Afrik.com : De tels fonds existent-ils en Afrique ?
Jean-Pierre Favennec : A ma connaissance, non. A part peut-être le fait qu’ils puissent être comparés à l’accord qui a été signé par la Banque Mondiale, avec le Tchad, pour financer l’oléoduc Tchad-Cameroun, et qui a été démonté depuis (il prévoyait que 85% des revenus pétroliers soient affectés à des secteurs prioritaires dont l’éducation, la santé et les infrastructures. Dix autres pour cent devaient être bloqués sur un compte à l’étranger pour les générations futures.

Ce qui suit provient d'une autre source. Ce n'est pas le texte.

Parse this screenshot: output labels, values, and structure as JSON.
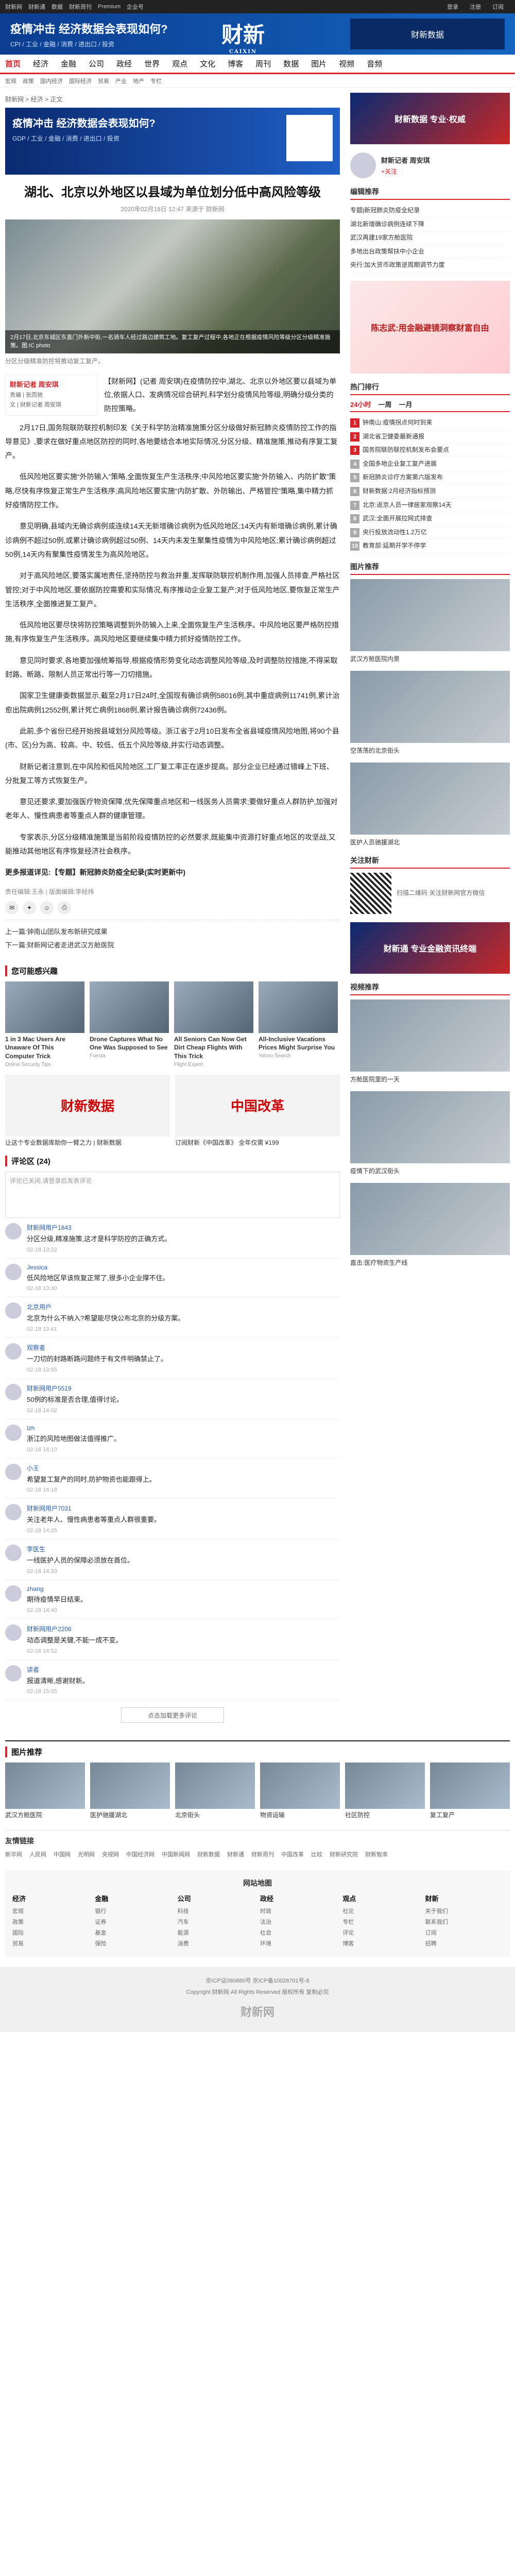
{
  "topbar": {
    "items": [
      "财新网",
      "财新通",
      "数据",
      "财新周刊",
      "Premium",
      "企业号"
    ],
    "right": [
      "登录",
      "注册",
      "订阅"
    ]
  },
  "banner": {
    "title": "疫情冲击 经济数据会表现如何?",
    "subtitle": "CPI / 工业 / 金融 / 消费 / 进出口 / 投资",
    "brand": "财新",
    "brand_sub": "CAIXIN",
    "ad": "财新数据"
  },
  "nav": [
    "首页",
    "经济",
    "金融",
    "公司",
    "政经",
    "世界",
    "观点",
    "文化",
    "博客",
    "周刊",
    "数据",
    "图片",
    "视频",
    "音频"
  ],
  "subnav": [
    "宏观",
    "政策",
    "国内经济",
    "国际经济",
    "贸易",
    "产业",
    "地产",
    "专栏"
  ],
  "crumb": "财新网 > 经济 > 正文",
  "hero": {
    "title": "疫情冲击 经济数据会表现如何?",
    "subtitle": "GDP / 工业 / 金融 / 消费 / 进出口 / 投资"
  },
  "article": {
    "title": "湖北、北京以外地区以县域为单位划分低中高风险等级",
    "meta": "2020年02月18日 12:47 来源于 财新网",
    "photo_caption": "2月17日,北京东城区东直门外新中街,一名骑车人经过路边建筑工地。复工复产过程中,各地正在根据疫情风险等级分区分级精准施策。图:IC photo",
    "caption": "分区分级精准防控将推动复工复产。",
    "author_name": "财新记者 周安琪",
    "author_box": [
      "责编 | 张而驰",
      "文 | 财新记者 周安琪"
    ],
    "lead": "【财新网】(记者 周安琪)在疫情防控中,湖北、北京以外地区要以县域为单位,依据人口、发病情况综合研判,科学划分疫情风险等级,明确分级分类的防控策略。",
    "paragraphs": [
      "2月17日,国务院联防联控机制印发《关于科学防治精准施策分区分级做好新冠肺炎疫情防控工作的指导意见》,要求在做好重点地区防控的同时,各地要结合本地实际情况,分区分级、精准施策,推动有序复工复产。",
      "低风险地区要实施“外防输入”策略,全面恢复生产生活秩序;中风险地区要实施“外防输入、内防扩散”策略,尽快有序恢复正常生产生活秩序;高风险地区要实施“内防扩散、外防输出、严格管控”策略,集中精力抓好疫情防控工作。",
      "意见明确,县域内无确诊病例或连续14天无新增确诊病例为低风险地区;14天内有新增确诊病例,累计确诊病例不超过50例,或累计确诊病例超过50例、14天内未发生聚集性疫情为中风险地区;累计确诊病例超过50例,14天内有聚集性疫情发生为高风险地区。",
      "对于高风险地区,要落实属地责任,坚持防控与救治并重,发挥联防联控机制作用,加强人员排查,严格社区管控;对于中风险地区,要依据防控需要和实际情况,有序推动企业复工复产;对于低风险地区,要恢复正常生产生活秩序,全面推进复工复产。",
      "低风险地区要尽快将防控策略调整到外防输入上来,全面恢复生产生活秩序。中风险地区要严格防控措施,有序恢复生产生活秩序。高风险地区要继续集中精力抓好疫情防控工作。",
      "意见同时要求,各地要加强统筹指导,根据疫情形势变化动态调整风险等级,及时调整防控措施,不得采取封路、断路、限制人员正常出行等一刀切措施。",
      "国家卫生健康委数据显示,截至2月17日24时,全国现有确诊病例58016例,其中重症病例11741例,累计治愈出院病例12552例,累计死亡病例1868例,累计报告确诊病例72436例。",
      "此前,多个省份已经开始按县域划分风险等级。浙江省于2月10日发布全省县域疫情风险地图,将90个县(市、区)分为高、较高、中、较低、低五个风险等级,并实行动态调整。",
      "财新记者注意到,在中风险和低风险地区,工厂复工率正在逐步提高。部分企业已经通过错峰上下班、分批复工等方式恢复生产。",
      "意见还要求,要加强医疗物资保障,优先保障重点地区和一线医务人员需求;要做好重点人群防护,加强对老年人、慢性病患者等重点人群的健康管理。",
      "专家表示,分区分级精准施策是当前阶段疫情防控的必然要求,既能集中资源打好重点地区的攻坚战,又能推动其他地区有序恢复经济社会秩序。"
    ],
    "bold_line": "更多报道详见:【专题】新冠肺炎防疫全纪录(实时更新中)",
    "editor": "责任编辑:王永 | 版面编辑:李经纬",
    "prev": "上一篇:钟南山团队发布新研究成果",
    "next": "下一篇:财新网记者走进武汉方舱医院"
  },
  "sponsored": {
    "title": "您可能感兴趣",
    "items": [
      {
        "title": "1 in 3 Mac Users Are Unaware Of This Computer Trick",
        "sponsor": "Online Security Tips"
      },
      {
        "title": "Drone Captures What No One Was Supposed to See",
        "sponsor": "Fuesta"
      },
      {
        "title": "All Seniors Can Now Get Dirt Cheap Flights With This Trick",
        "sponsor": "Flight Expert"
      },
      {
        "title": "All-Inclusive Vacations Prices Might Surprise You",
        "sponsor": "Yahoo Search"
      }
    ],
    "duo": [
      {
        "title": "让这个专业数据库助你一臂之力 | 财新数据",
        "img": "财新数据"
      },
      {
        "title": "订阅财新《中国改革》 全年仅需 ¥199",
        "img": "中国改革"
      }
    ]
  },
  "comment": {
    "title": "评论区 (24)",
    "placeholder": "评论已关闭,请登录后发表评论",
    "items": [
      {
        "name": "财新网用户1843",
        "text": "分区分级,精准施策,这才是科学防控的正确方式。",
        "date": "02-18 13:22"
      },
      {
        "name": "Jessica",
        "text": "低风险地区早该恢复正常了,很多小企业撑不住。",
        "date": "02-18 13:30"
      },
      {
        "name": "北京用户",
        "text": "北京为什么不纳入?希望能尽快公布北京的分级方案。",
        "date": "02-18 13:41"
      },
      {
        "name": "观察者",
        "text": "一刀切的封路断路问题终于有文件明确禁止了。",
        "date": "02-18 13:55"
      },
      {
        "name": "财新网用户5519",
        "text": "50例的标准是否合理,值得讨论。",
        "date": "02-18 14:02"
      },
      {
        "name": "lzh",
        "text": "浙江的风险地图做法值得推广。",
        "date": "02-18 14:10"
      },
      {
        "name": "小王",
        "text": "希望复工复产的同时,防护物资也能跟得上。",
        "date": "02-18 14:18"
      },
      {
        "name": "财新网用户7031",
        "text": "关注老年人、慢性病患者等重点人群很重要。",
        "date": "02-18 14:25"
      },
      {
        "name": "李医生",
        "text": "一线医护人员的保障必须放在首位。",
        "date": "02-18 14:33"
      },
      {
        "name": "zhang",
        "text": "期待疫情早日结束。",
        "date": "02-18 14:40"
      },
      {
        "name": "财新网用户2206",
        "text": "动态调整是关键,不能一成不变。",
        "date": "02-18 14:52"
      },
      {
        "name": "读者",
        "text": "报道清晰,感谢财新。",
        "date": "02-18 15:05"
      }
    ],
    "more": "点击加载更多评论"
  },
  "sidebar": {
    "ad1": "财新数据 专业·权威",
    "author": {
      "name": "财新记者 周安琪",
      "follow": "+关注"
    },
    "hot_title": "编辑推荐",
    "hot": [
      "专题|新冠肺炎防疫全纪录",
      "湖北新增确诊病例连续下降",
      "武汉再建19家方舱医院",
      "多地出台政策帮扶中小企业",
      "央行:加大货币政策逆周期调节力度"
    ],
    "ad2": "陈志武:用金融避镜洞察财富自由",
    "rank_title": "热门排行",
    "rank_tabs": [
      "24小时",
      "一周",
      "一月"
    ],
    "rank": [
      "钟南山:疫情拐点何时到来",
      "湖北省卫健委最新通报",
      "国务院联防联控机制发布会要点",
      "全国多地企业复工复产进展",
      "新冠肺炎诊疗方案第六版发布",
      "财新数据:2月经济指标预测",
      "北京:返京人员一律居家观察14天",
      "武汉:全面开展拉网式排查",
      "央行投放流动性1.2万亿",
      "教育部:延期开学不停学"
    ],
    "pic_title": "图片推荐",
    "pics": [
      "武汉方舱医院内景",
      "空荡荡的北京街头",
      "医护人员驰援湖北"
    ],
    "follow_title": "关注财新",
    "follow_text": "扫描二维码 关注财新网官方微信",
    "ad3": "财新通 专业金融资讯终端",
    "video_title": "视频推荐",
    "videos": [
      "方舱医院里的一天",
      "疫情下的武汉街头",
      "直击:医疗物资生产线"
    ]
  },
  "recent": {
    "title": "图片推荐",
    "items": [
      "武汉方舱医院",
      "医护驰援湖北",
      "北京街头",
      "物资运输",
      "社区防控",
      "复工复产"
    ]
  },
  "links": {
    "title": "友情链接",
    "items": [
      "新华网",
      "人民网",
      "中国网",
      "光明网",
      "央视网",
      "中国经济网",
      "中国新闻网",
      "财新数据",
      "财新通",
      "财新周刊",
      "中国改革",
      "比较",
      "财新研究院",
      "财新智库"
    ]
  },
  "sitemap": {
    "title": "网站地图",
    "cols": [
      {
        "h": "经济",
        "items": [
          "宏观",
          "政策",
          "国际",
          "贸易"
        ]
      },
      {
        "h": "金融",
        "items": [
          "银行",
          "证券",
          "基金",
          "保险"
        ]
      },
      {
        "h": "公司",
        "items": [
          "科技",
          "汽车",
          "能源",
          "消费"
        ]
      },
      {
        "h": "政经",
        "items": [
          "时政",
          "法治",
          "社会",
          "环境"
        ]
      },
      {
        "h": "观点",
        "items": [
          "社论",
          "专栏",
          "评论",
          "博客"
        ]
      },
      {
        "h": "财新",
        "items": [
          "关于我们",
          "联系我们",
          "订阅",
          "招聘"
        ]
      }
    ]
  },
  "footer": {
    "lines": [
      "京ICP证090880号 京ICP备10026701号-8",
      "Copyright 财新网 All Rights Reserved 版权所有 复制必究"
    ],
    "logo": "财新网"
  }
}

Les cinq derniers pour cent étant directement reversés aux populations de la région de Doba traversé par le pipeline).
Afrik.com : A-t-on mesuré, au travers d’études, l’impact qu’aurait eu une meilleure gestion des ressources issues de l’exploitation du pétrole en Afrique ?
Jean-Pierre Favennec : De nombreuses analyses critiques ont été plutôt faites sur cette problématique dans les différents pays que vous avez cités. S’il est vrai que l’Algérie n’arrive pas à résorber un chômage massif, il n’en demeure pas moins que ce pays s’en sort mieux depuis une dizaine d’années. 98% des exportations de l’Algérie sont constituées par le gaz et le pétrole et les prix du pétrole ont été très bas. Le prix du gaz étant indexé sur celui du pétrole, c’est à peine si l’Algérie ne payait pas pour qu’on lui achète son gaz compte tenu des coûts d’extraction qui sont plus élevés. Pendant très longtemps, le budget algérien était fait sur la base d’un baril à 20 dollars. La hausse du cours du pétrole lui a permis, ces dernières années, de rembourser des dettes qui s’étaient par trop accumulées. L’Algérie dispose aujourd’hui de 100 milliards de dollars d’excédents qui doivent certainement être gérés par la Banque centrale. Cependant, c’est un pays qui a toujours eu du mal à définir une politique d’industrialisation, du moins de développement d’activités stratégiques.
Afrik.com : Peut-on espérer que les pays africains seront plus alertes face à cette hausse du prix du baril qui va certainement se poursuivre ?
Jean-Pierre Favennec : C’est une manne, certes considérable, mais qui ne date que de quelques années. Le prix du pétrole était très bas dans les années 90. Tout le monde est conscient du fait que l’on doit faire un meilleur usage des revenus pétroliers. Les pays producteurs africains y sont sensibles. Néanmoins, j’estime qu’on ne pourra véritablement se prononcer sur cette question que dans un ou deux ans.